- Warhead's official cover art.
- Developer: Motion Picture House
- Publisher: Activision
- Designer: Glyn Williams
- Composer: Michael Powell
- Platforms: Amiga, Atari ST
- Release: 1989
- Genre: Space combat simulator
- Mode: Single-player

= Warhead (video game) =

1989 video game

Warhead is a 3D space combat simulator for Amiga (A500 and A2000) and Atari ST platforms. It was created by British developer Glyn Williams in 1989.

The game takes place during a war between the alien forces of Sirius and the humans of Earth. The player fights for the Earth forces. The game is played as sequential missions. Completing a mission successfully lets the player advance to the next mission. It is possible to save the game status after each mission, but not during a mission. Typical mission objectives include intelligence gathering, search and rescue missions, destroying enemies and protecting friendly forces. The player is sent for missions from "SolBase", a military base orbiting the Sun. The player must travel to different solar systems using a device that allows faster than light travel through quad-space, which is a form of hyperspace.

Warhead spawned a spiritual sequel, XF5700 Mantis in 1992.

==Story==
The story revolves around the fight between the forces of Sirius and the humans of Earth. The player has been enrolled as a fighter pilot for the "Fist of Earth" space force. The player is led to believe that the forces of Sirius have attacked humans for an unknown reason.

The enemy are an insect-like species from the star system Sirius. It is suspected that their present evolutionary form was achieved at the time there were non-avian dinosaurs on Earth. It is also theorised that insects on Earth and Sirius share the same ancestor.

No one knows why they attacked. It is only speculated that they may have wanted to reduce Earth back to the state of barbarism. It is speculated that the insects, or "Roaches" as they are called, may share a common ancestor with Earth's insects. They are a group-mind and have shared consciousness. Tens or even hundreds are required for any real intelligence. Some even argue that they are more like one entity than numerous individuals.

The group-mind is based on radio communication which is a natural property of the metallic parts in their bodies. It is speculated that spaceship manufacturing technology is relatively new for the Sirians and that the first Sirian vessel was launched in 1897 from Sirius Five.

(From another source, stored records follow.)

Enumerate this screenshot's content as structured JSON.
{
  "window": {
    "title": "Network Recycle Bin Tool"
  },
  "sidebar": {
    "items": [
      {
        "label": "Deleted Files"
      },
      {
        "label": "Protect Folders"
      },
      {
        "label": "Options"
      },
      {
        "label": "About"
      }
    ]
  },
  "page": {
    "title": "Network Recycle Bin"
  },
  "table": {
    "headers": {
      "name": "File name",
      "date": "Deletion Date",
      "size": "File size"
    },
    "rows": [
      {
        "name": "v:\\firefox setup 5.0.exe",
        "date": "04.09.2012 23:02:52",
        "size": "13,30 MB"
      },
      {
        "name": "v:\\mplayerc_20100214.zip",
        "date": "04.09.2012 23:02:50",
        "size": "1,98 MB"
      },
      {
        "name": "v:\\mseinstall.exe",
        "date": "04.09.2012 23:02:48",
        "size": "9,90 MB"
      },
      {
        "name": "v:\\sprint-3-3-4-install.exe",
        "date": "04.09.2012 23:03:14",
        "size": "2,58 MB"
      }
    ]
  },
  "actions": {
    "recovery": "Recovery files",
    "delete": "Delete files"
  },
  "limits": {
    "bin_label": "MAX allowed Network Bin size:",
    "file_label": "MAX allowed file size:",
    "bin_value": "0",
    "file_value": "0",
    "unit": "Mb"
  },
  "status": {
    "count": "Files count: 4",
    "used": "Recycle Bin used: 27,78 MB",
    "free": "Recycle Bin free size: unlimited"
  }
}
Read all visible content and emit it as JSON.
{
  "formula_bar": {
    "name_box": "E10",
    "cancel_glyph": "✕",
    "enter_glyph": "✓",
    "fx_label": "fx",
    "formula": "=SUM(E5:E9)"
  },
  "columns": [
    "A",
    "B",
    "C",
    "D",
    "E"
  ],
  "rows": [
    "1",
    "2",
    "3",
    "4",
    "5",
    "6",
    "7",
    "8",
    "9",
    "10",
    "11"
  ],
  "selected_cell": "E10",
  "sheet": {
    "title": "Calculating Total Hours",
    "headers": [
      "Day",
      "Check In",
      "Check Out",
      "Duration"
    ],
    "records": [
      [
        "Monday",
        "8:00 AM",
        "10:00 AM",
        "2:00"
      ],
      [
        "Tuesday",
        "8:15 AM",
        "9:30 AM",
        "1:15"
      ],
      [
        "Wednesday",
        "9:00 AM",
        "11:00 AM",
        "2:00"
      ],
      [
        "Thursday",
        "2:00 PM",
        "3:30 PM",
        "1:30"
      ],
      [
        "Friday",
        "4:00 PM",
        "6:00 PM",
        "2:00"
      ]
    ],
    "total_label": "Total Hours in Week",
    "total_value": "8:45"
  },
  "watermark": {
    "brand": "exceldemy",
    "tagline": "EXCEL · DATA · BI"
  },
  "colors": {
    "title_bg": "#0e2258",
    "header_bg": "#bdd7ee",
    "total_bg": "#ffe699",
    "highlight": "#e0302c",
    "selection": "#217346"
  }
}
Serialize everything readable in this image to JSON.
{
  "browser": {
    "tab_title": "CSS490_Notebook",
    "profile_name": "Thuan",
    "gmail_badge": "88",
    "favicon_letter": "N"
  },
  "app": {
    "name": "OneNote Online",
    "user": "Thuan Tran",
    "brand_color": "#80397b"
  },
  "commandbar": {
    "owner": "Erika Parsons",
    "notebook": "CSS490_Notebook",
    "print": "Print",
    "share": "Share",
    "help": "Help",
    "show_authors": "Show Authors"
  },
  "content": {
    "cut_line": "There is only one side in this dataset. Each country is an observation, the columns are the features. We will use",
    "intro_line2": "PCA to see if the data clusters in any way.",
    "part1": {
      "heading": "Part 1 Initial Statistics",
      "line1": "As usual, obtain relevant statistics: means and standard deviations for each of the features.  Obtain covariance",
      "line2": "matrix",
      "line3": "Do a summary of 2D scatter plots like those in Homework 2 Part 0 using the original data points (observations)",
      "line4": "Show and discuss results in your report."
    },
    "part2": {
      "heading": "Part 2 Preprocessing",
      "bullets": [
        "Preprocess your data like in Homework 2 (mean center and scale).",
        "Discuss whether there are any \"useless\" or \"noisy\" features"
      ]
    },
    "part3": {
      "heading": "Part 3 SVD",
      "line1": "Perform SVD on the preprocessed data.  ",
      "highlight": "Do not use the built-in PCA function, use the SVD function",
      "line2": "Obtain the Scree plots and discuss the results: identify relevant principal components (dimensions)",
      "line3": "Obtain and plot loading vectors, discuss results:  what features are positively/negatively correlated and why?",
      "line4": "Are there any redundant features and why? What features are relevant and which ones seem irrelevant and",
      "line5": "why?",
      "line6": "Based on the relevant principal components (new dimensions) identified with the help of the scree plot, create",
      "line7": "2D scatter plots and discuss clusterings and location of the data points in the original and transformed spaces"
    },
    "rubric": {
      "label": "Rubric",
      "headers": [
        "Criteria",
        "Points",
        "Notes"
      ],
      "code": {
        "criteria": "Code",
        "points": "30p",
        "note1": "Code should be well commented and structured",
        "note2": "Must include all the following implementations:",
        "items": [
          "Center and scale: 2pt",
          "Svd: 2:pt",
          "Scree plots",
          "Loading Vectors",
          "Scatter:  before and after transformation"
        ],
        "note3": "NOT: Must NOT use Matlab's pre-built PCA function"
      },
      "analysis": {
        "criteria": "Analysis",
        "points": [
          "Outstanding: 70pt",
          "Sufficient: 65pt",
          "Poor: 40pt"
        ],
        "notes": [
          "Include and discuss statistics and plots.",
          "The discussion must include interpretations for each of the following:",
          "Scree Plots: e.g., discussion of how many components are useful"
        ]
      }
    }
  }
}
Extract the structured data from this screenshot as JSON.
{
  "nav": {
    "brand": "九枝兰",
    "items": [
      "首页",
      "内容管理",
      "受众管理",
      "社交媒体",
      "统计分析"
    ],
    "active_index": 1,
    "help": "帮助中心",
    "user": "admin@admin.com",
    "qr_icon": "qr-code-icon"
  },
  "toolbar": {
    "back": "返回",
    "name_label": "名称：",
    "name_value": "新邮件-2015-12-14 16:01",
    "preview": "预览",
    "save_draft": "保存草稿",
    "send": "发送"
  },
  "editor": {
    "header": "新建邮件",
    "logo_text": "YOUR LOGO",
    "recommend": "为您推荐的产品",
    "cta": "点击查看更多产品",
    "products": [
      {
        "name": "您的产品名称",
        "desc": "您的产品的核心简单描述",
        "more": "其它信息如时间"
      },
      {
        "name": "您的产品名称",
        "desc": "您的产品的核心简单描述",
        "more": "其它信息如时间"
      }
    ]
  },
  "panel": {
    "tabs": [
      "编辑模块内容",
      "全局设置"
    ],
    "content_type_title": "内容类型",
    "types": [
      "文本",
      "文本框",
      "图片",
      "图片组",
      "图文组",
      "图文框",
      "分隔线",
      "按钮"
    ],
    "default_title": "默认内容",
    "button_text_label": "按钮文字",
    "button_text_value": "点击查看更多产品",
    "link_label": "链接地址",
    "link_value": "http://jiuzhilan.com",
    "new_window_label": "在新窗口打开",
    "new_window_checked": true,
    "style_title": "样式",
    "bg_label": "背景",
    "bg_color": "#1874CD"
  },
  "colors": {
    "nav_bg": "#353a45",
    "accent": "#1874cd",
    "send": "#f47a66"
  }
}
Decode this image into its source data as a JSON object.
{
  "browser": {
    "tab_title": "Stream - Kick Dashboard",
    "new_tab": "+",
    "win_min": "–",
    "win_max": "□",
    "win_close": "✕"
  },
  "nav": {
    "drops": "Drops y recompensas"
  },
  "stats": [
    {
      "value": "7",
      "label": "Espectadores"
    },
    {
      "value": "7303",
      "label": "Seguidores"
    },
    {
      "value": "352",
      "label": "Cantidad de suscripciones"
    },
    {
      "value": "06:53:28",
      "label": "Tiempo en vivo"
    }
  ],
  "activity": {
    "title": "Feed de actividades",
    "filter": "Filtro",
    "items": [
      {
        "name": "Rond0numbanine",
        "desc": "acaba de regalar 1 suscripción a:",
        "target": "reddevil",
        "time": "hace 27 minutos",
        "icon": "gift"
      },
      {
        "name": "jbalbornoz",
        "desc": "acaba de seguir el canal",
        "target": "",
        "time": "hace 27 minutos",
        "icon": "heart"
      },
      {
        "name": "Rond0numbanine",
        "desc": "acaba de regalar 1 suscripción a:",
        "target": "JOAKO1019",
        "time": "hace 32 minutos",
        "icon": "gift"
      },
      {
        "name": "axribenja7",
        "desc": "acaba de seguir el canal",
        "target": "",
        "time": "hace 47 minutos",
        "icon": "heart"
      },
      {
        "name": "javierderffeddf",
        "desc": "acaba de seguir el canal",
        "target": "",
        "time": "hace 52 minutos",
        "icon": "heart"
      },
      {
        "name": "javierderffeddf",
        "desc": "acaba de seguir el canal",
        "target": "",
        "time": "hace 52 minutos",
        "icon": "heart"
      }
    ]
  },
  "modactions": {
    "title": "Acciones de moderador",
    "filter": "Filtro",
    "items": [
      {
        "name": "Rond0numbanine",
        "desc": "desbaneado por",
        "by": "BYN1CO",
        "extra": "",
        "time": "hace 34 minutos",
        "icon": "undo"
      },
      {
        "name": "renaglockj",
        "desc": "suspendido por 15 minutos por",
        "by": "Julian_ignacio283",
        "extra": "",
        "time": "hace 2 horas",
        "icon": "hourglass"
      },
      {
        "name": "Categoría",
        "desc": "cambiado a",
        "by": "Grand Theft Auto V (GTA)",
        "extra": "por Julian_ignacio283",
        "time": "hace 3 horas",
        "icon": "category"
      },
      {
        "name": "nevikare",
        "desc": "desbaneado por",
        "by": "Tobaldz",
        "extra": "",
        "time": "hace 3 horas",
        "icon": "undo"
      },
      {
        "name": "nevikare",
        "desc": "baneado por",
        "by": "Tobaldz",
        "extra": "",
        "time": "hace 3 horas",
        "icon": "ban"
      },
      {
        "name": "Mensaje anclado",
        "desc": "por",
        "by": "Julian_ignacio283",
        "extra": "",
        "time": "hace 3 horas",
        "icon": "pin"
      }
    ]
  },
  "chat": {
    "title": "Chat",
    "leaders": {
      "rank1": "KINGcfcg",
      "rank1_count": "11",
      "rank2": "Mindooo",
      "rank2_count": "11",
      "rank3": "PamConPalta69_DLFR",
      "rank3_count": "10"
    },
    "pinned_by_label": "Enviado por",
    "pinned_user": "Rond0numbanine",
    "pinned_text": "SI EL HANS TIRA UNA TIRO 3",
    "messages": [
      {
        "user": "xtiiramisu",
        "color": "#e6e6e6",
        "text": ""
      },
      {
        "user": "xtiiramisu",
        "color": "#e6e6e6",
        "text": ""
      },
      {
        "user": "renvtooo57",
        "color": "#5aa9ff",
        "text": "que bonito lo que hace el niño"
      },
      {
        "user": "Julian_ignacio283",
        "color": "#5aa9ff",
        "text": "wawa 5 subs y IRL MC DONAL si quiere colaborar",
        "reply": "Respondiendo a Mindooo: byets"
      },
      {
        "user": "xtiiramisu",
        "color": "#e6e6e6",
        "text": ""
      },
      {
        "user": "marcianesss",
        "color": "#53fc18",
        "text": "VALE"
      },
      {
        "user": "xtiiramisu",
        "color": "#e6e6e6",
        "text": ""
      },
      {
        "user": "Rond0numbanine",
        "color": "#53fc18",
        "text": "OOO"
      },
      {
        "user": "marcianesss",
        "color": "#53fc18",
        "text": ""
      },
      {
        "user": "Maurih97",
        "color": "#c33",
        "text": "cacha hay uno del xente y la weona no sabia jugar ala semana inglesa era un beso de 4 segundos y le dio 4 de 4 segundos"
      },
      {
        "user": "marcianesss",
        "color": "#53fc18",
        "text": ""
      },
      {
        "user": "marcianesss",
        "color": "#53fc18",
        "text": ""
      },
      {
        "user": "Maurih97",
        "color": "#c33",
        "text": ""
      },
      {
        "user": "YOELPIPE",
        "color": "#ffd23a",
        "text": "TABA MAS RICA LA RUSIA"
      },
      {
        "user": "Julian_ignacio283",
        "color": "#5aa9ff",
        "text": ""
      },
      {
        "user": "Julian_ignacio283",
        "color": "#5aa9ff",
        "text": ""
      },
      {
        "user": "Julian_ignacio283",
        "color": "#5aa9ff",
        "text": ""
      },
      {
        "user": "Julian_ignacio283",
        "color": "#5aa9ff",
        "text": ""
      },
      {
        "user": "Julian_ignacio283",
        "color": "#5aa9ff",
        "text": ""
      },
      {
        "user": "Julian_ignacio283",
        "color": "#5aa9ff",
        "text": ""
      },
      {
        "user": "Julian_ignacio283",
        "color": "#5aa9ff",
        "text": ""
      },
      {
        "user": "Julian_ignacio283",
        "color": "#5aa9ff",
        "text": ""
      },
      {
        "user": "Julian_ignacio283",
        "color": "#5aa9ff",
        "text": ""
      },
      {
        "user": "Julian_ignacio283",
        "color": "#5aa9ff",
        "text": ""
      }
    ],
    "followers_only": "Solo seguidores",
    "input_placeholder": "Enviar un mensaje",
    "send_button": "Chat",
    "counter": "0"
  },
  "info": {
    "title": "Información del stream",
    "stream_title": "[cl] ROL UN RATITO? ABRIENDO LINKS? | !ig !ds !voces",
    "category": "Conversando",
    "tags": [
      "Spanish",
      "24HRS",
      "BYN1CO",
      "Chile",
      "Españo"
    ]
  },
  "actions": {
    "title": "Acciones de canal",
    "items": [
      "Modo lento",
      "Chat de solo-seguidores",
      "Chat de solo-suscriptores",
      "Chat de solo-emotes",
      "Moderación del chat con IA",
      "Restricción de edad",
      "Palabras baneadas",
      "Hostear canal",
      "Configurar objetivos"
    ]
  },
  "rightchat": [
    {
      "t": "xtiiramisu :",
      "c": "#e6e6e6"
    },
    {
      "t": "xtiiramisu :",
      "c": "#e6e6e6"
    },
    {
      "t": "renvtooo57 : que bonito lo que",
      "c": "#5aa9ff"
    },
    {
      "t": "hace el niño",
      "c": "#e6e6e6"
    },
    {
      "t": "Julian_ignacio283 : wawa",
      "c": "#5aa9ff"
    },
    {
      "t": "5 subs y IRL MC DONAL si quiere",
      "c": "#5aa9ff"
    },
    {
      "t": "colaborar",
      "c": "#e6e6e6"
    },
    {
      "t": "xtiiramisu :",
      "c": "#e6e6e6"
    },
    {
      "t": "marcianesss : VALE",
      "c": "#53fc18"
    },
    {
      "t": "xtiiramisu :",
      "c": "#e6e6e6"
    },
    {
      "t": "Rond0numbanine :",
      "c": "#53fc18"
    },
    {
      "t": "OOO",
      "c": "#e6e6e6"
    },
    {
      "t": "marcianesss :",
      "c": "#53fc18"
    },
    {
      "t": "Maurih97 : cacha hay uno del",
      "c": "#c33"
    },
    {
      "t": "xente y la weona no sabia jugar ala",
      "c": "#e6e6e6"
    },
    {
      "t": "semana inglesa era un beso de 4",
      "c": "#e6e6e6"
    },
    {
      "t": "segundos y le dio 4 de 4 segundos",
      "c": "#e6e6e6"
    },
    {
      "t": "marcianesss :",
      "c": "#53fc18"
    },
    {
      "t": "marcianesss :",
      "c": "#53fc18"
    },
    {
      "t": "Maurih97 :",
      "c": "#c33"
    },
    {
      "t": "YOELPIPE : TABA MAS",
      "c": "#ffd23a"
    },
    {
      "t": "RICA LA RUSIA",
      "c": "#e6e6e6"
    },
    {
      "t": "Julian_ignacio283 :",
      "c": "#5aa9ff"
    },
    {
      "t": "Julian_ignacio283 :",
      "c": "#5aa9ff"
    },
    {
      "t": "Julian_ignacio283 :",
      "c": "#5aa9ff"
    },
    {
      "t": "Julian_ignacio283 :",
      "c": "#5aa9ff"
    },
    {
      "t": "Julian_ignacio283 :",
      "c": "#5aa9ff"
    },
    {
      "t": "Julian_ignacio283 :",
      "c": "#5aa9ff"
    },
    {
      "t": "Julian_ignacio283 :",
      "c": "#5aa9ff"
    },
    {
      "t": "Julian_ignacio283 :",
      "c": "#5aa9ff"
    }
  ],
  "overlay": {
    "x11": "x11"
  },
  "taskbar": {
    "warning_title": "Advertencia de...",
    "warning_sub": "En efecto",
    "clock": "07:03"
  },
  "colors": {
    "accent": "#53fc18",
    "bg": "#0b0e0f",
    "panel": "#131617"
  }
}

The Earth was attacked in the year 2045 by a Sirian fleet. The invasion led to a planetary winter and three billion casualties, and within a few years a third of the Earth population died as a consequence.

Political unity and the dissolution of national borders on Earth were the results of the attack. The organisation called the "Fist of Earth" was formed to defend planet Earth. The most significant military base, "SolBase", was built in Earth's orbit. When SolBase became operational, it was moved to orbit the Sun. This was thought to be the most effective position to defend the Solar System as a whole. The Fist of Earth sent a fighter pilot navigating the FOE-57 spacecraft on a series of missions to stop the Sirians and protect humanity.